Acórdão do Tribunal da Relação de Coimbra
Processo:
211/07-8TBCNT.C1
Nº Convencional: JTRC
Relator: GABRIEL CATARINO
Descritores: CONTRA-ORDENAÇÃO
IMPUGNAÇÃO
PRAZO
Data do Acordão: 01/16/2008
Votação: UNANIMIDADE
Tribunal Recurso: CANTANHEDE – 1º J
Texto Integral: S
Meio Processual: RECURSO CRIMINAL
Legislação Nacional: ARTIGOS 41º,59º,3 D. L. 433/82-60º,1,2,72º,140º,142º C. PROCEDIMENTO ADMINISTRATIVO,145º, 5 CPC
Sumário: 1. Do princípio da revogabilidade dos actos praticados por autoridade administrativa, decorre que o processo administrativo instaurado para aplicação de uma coima por violação de um preceito de natureza contra-ordenacional, se mantém na esfera do poder, direcção e regime do foro administrativo até ao momento em que é enviado para o Ministério Público, isto é, até cinco dias depois de haver sido recebida a impugnação da decisão que impôs uma coima ao administrado/arguido. Até o momento em que o processo é recebido no Ministério toda a actividade jusprocessual se desenrola e tramita segundo as regras e procedimentos do direito administrativo.
2. E neste caso a contagem dos prazos há-de ser efectivada de acordo com as regras estabelecidas no art. 72º do Cód. Proc. Administrativo, a saber: “a) - não se inclui na contagem o dia em que ocorrer o evento a partir do qual o prazo começa a correr; b) - o prazo começa a correr independentemente de quaisquer formalidades e suspende-se nos sábados, domingos e feriados; c) - o termo do prazo que caia em dia em que o serviço perante o qual deva ser praticado o acto não esteja aberto ao público, ou não funcione durante o período normal, transfere-se para o primeiro dia útil seguinte”.
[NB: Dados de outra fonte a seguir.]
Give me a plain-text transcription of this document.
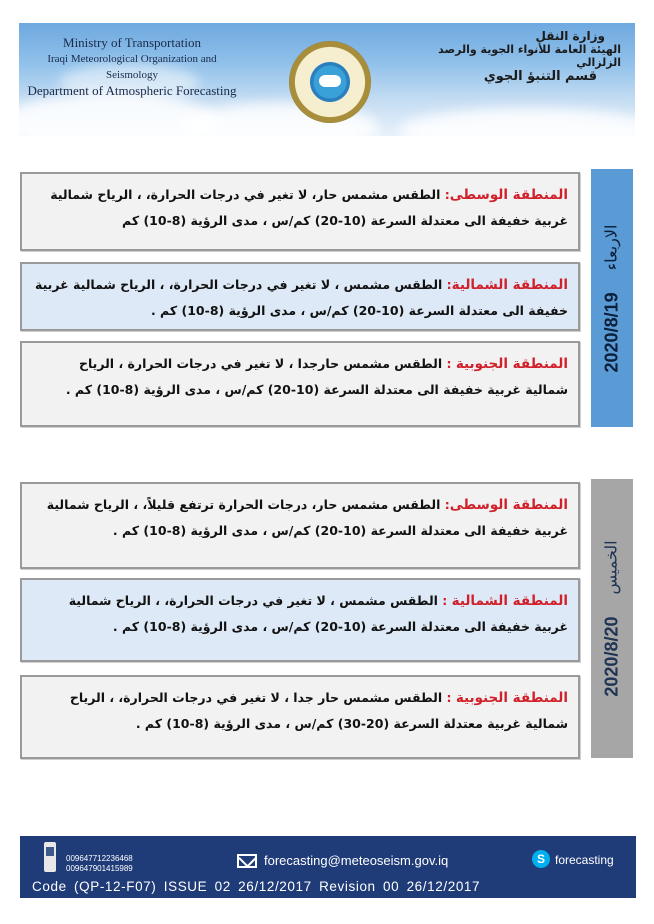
Ministry of Transportation
Iraqi Meteorological Organization and Seismology
Department of Atmospheric Forecasting
وزارة النقل
الهيئة العامة للأنواء الجوية والرصد الزلزالي
قسم التنبؤ الجوي
الاربعاء
2020/8/19
المنطقة الوسطى: الطقس مشمس حار، لا تغير في درجات الحرارة، ، الرياح شمالية غربية خفيفة الى معتدلة السرعة (10-20) كم/س ، مدى الرؤية (8-10) كم
المنطقة الشمالية: الطقس مشمس ، لا تغير في درجات الحرارة، ، الرياح شمالية غربية خفيفة الى معتدلة السرعة (10-20) كم/س ، مدى الرؤية (8-10) كم .
المنطقة الجنوبية : الطقس مشمس حارجدا ، لا تغير في درجات الحرارة ، الرياح شمالية غربية خفيفة الى معتدلة السرعة (10-20) كم/س ، مدى الرؤية (8-10) كم .
الخميس
2020/8/20
المنطقة الوسطى: الطقس مشمس حار، درجات الحرارة ترتفع قليلاً، ، الرياح شمالية غربية خفيفة الى معتدلة السرعة (10-20) كم/س ، مدى الرؤية (8-10) كم .
المنطقة الشمالية : الطقس مشمس ، لا تغير في درجات الحرارة، ، الرياح شمالية غربية خفيفة الى معتدلة السرعة (10-20) كم/س ، مدى الرؤية (8-10) كم .
المنطقة الجنوبية : الطقس مشمس حار جدا ، لا تغير في درجات الحرارة، ، الرياح شمالية غربية معتدلة السرعة (20-30) كم/س ، مدى الرؤية (8-10) كم .
009647712236468
009647901415989
forecasting@meteoseism.gov.iq	S forecasting
Code (QP-12-F07) ISSUE 02 26/12/2017 Revision 00 26/12/2017
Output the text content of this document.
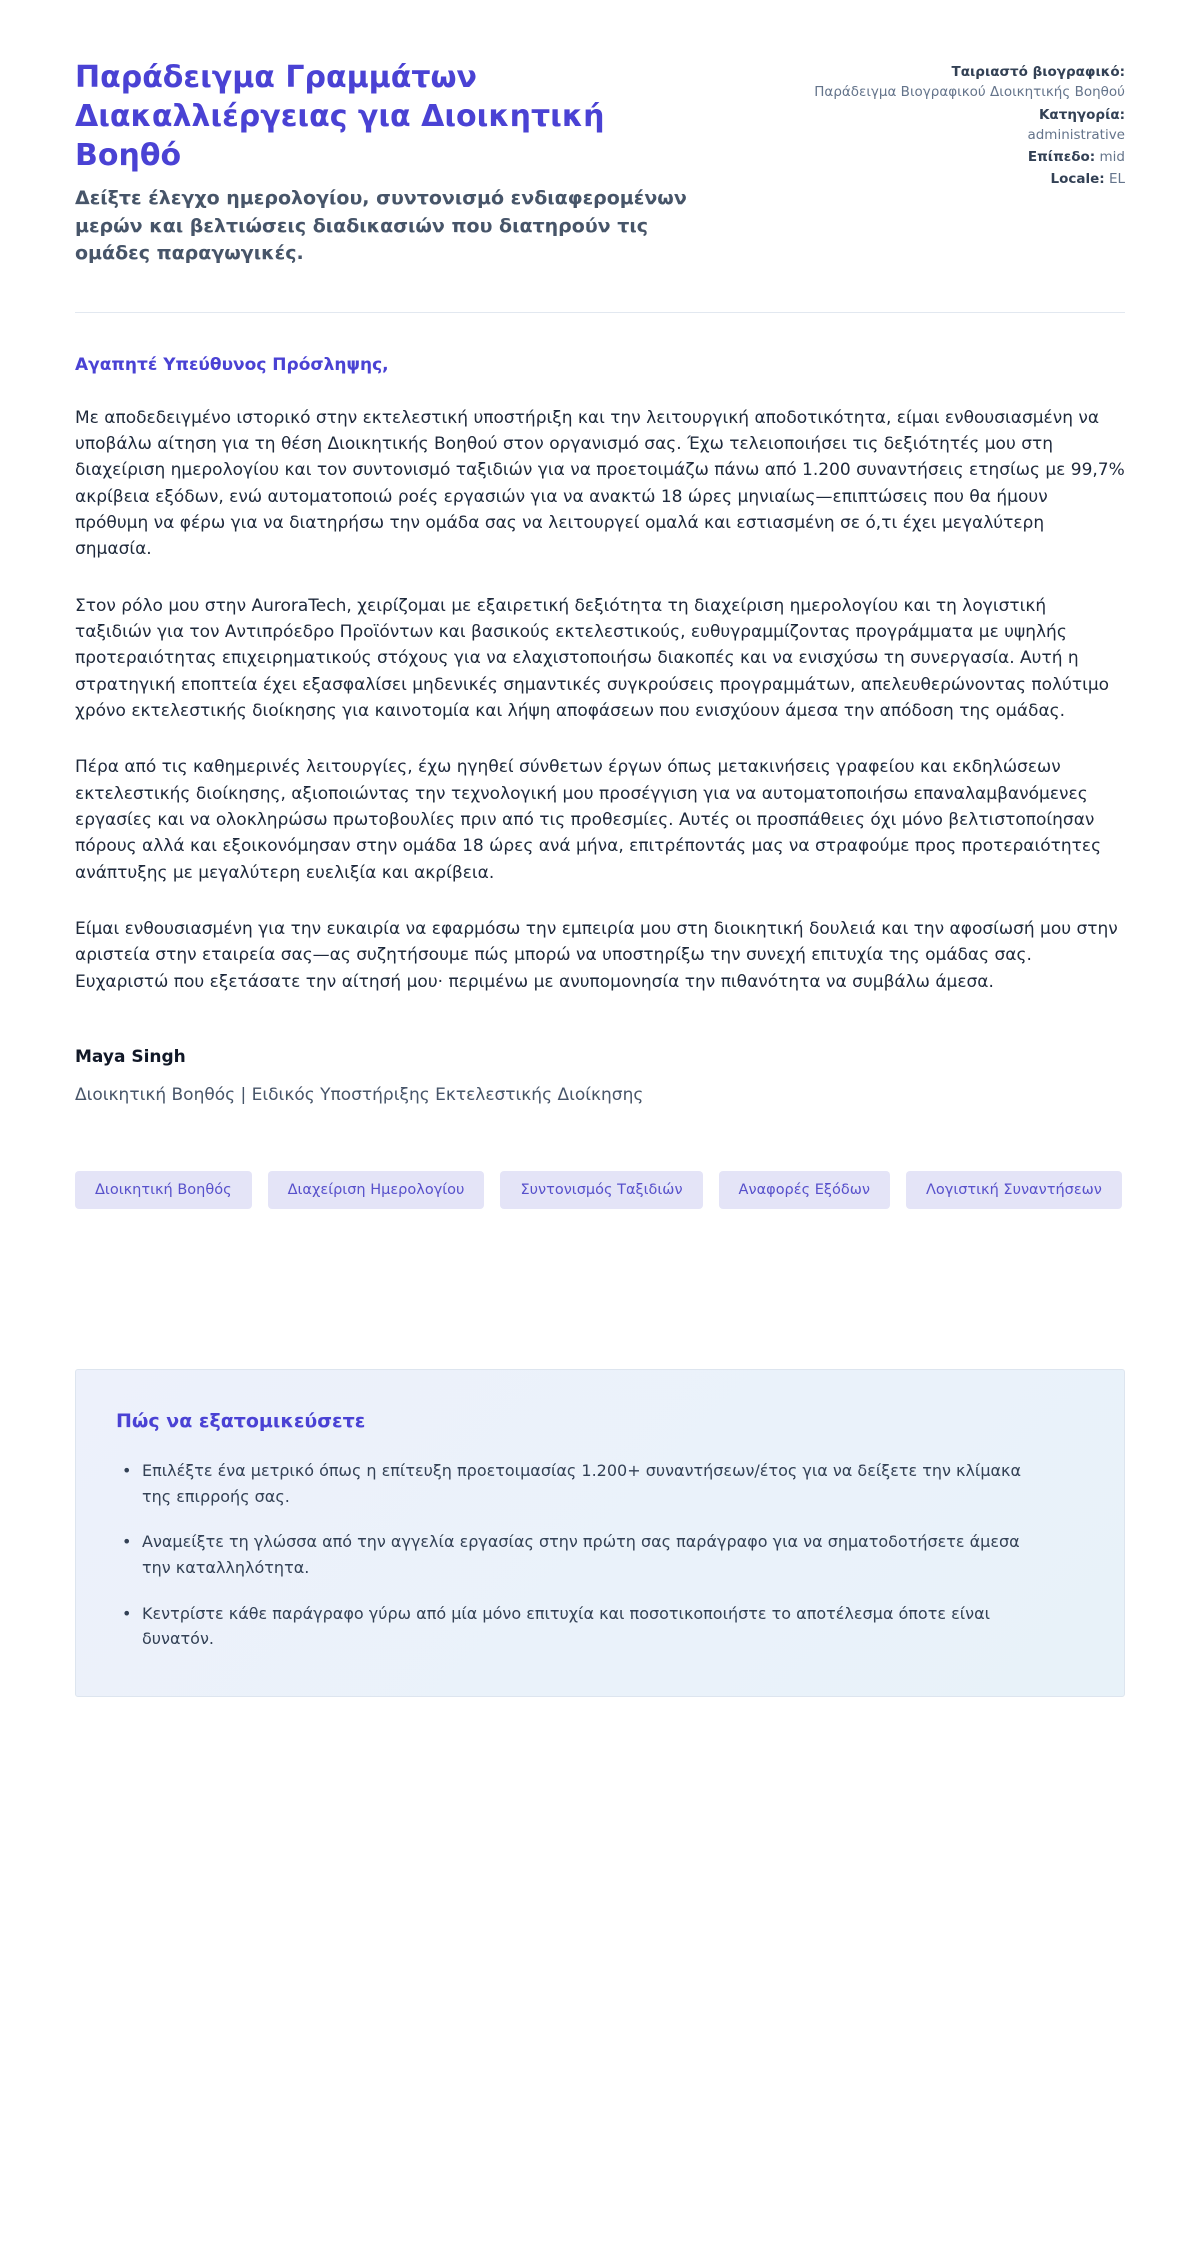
Παράδειγμα Γραμμάτων Διακαλλιέργειας για Διοικητική Βοηθό

Δείξτε έλεγχο ημερολογίου, συντονισμό ενδιαφερομένων μερών και βελτιώσεις διαδικασιών που διατηρούν τις ομάδες παραγωγικές.

Ταιριαστό βιογραφικό:
Παράδειγμα Βιογραφικού Διοικητικής Βοηθού
Κατηγορία:
administrative
Επίπεδο: mid
Locale: EL

Αγαπητέ Υπεύθυνος Πρόσληψης,

Με αποδεδειγμένο ιστορικό στην εκτελεστική υποστήριξη και την λειτουργική αποδοτικότητα, είμαι ενθουσιασμένη να υποβάλω αίτηση για τη θέση Διοικητικής Βοηθού στον οργανισμό σας. Έχω τελειοποιήσει τις δεξιότητές μου στη διαχείριση ημερολογίου και τον συντονισμό ταξιδιών για να προετοιμάζω πάνω από 1.200 συναντήσεις ετησίως με 99,7% ακρίβεια εξόδων, ενώ αυτοματοποιώ ροές εργασιών για να ανακτώ 18 ώρες μηνιαίως—επιπτώσεις που θα ήμουν πρόθυμη να φέρω για να διατηρήσω την ομάδα σας να λειτουργεί ομαλά και εστιασμένη σε ό,τι έχει μεγαλύτερη σημασία.

Στον ρόλο μου στην AuroraTech, χειρίζομαι με εξαιρετική δεξιότητα τη διαχείριση ημερολογίου και τη λογιστική ταξιδιών για τον Αντιπρόεδρο Προϊόντων και βασικούς εκτελεστικούς, ευθυγραμμίζοντας προγράμματα με υψηλής προτεραιότητας επιχειρηματικούς στόχους για να ελαχιστοποιήσω διακοπές και να ενισχύσω τη συνεργασία. Αυτή η στρατηγική εποπτεία έχει εξασφαλίσει μηδενικές σημαντικές συγκρούσεις προγραμμάτων, απελευθερώνοντας πολύτιμο χρόνο εκτελεστικής διοίκησης για καινοτομία και λήψη αποφάσεων που ενισχύουν άμεσα την απόδοση της ομάδας.

Πέρα από τις καθημερινές λειτουργίες, έχω ηγηθεί σύνθετων έργων όπως μετακινήσεις γραφείου και εκδηλώσεων εκτελεστικής διοίκησης, αξιοποιώντας την τεχνολογική μου προσέγγιση για να αυτοματοποιήσω επαναλαμβανόμενες εργασίες και να ολοκληρώσω πρωτοβουλίες πριν από τις προθεσμίες. Αυτές οι προσπάθειες όχι μόνο βελτιστοποίησαν πόρους αλλά και εξοικονόμησαν στην ομάδα 18 ώρες ανά μήνα, επιτρέποντάς μας να στραφούμε προς προτεραιότητες ανάπτυξης με μεγαλύτερη ευελιξία και ακρίβεια.

Είμαι ενθουσιασμένη για την ευκαιρία να εφαρμόσω την εμπειρία μου στη διοικητική δουλειά και την αφοσίωσή μου στην αριστεία στην εταιρεία σας—ας συζητήσουμε πώς μπορώ να υποστηρίξω την συνεχή επιτυχία της ομάδας σας. Ευχαριστώ που εξετάσατε την αίτησή μου· περιμένω με ανυπομονησία την πιθανότητα να συμβάλω άμεσα.

Maya Singh

Διοικητική Βοηθός | Ειδικός Υποστήριξης Εκτελεστικής Διοίκησης

Διοικητική Βοηθός	Διαχείριση Ημερολογίου	Συντονισμός Ταξιδιών	Αναφορές Εξόδων	Λογιστική Συναντήσεων
Πώς να εξατομικεύσετε
• Επιλέξτε ένα μετρικό όπως η επίτευξη προετοιμασίας 1.200+ συναντήσεων/έτος για να δείξετε την κλίμακα της επιρροής σας.
• Αναμείξτε τη γλώσσα από την αγγελία εργασίας στην πρώτη σας παράγραφο για να σηματοδοτήσετε άμεσα την καταλληλότητα.
• Κεντρίστε κάθε παράγραφο γύρω από μία μόνο επιτυχία και ποσοτικοποιήστε το αποτέλεσμα όποτε είναι δυνατόν.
3. Não colide com os princípios da legalidade, da unidade do sistema e do acesso ao direito, o facto de não ser aplicável ao prazo de impugnação da decisão da autoridade administrativa o regime de dilação da prática de actos processuais para além dos prazos preclusivos fixados nos ordenamentos processuais penais e civis. O quadro em que se desenvolve a actividade instrutória do processo tendente à aplicação de uma coima, embora revestindo e assumindo características que colimam com os procedimentos processuais penais, não se confunde com eles, pelo menos na sua organicidade, nem atinge foros de dignidade sistémica que permita equiparar a natureza dos actos administrativos que neste tipo de procedimento hajam de ser praticados
Decisão Texto Integral: Acordam, na secção criminal, do Tribunal da Relação de Coimbra.
I. – Relatório.
Por decisão da Direcção Regional de Viação do Centro foi o arguido A..condenado pela autoria material da contra-ordenação “ao disposto no artigo 27º, n.º 1 do C.E., sancionável com coima de 120,00 Euros a 600,00 Euros, nos termos do artigo 27, n.º 2, alínea a) 2ª do C.E. e ainda na sanção acessória de inibição de conduzir por trinta (30) dias por força dos artigos 138.º e 145.º alínea b) todos do Código da Estrada, que lhe foi suspensa na execução da mesma por um período de 180 dias.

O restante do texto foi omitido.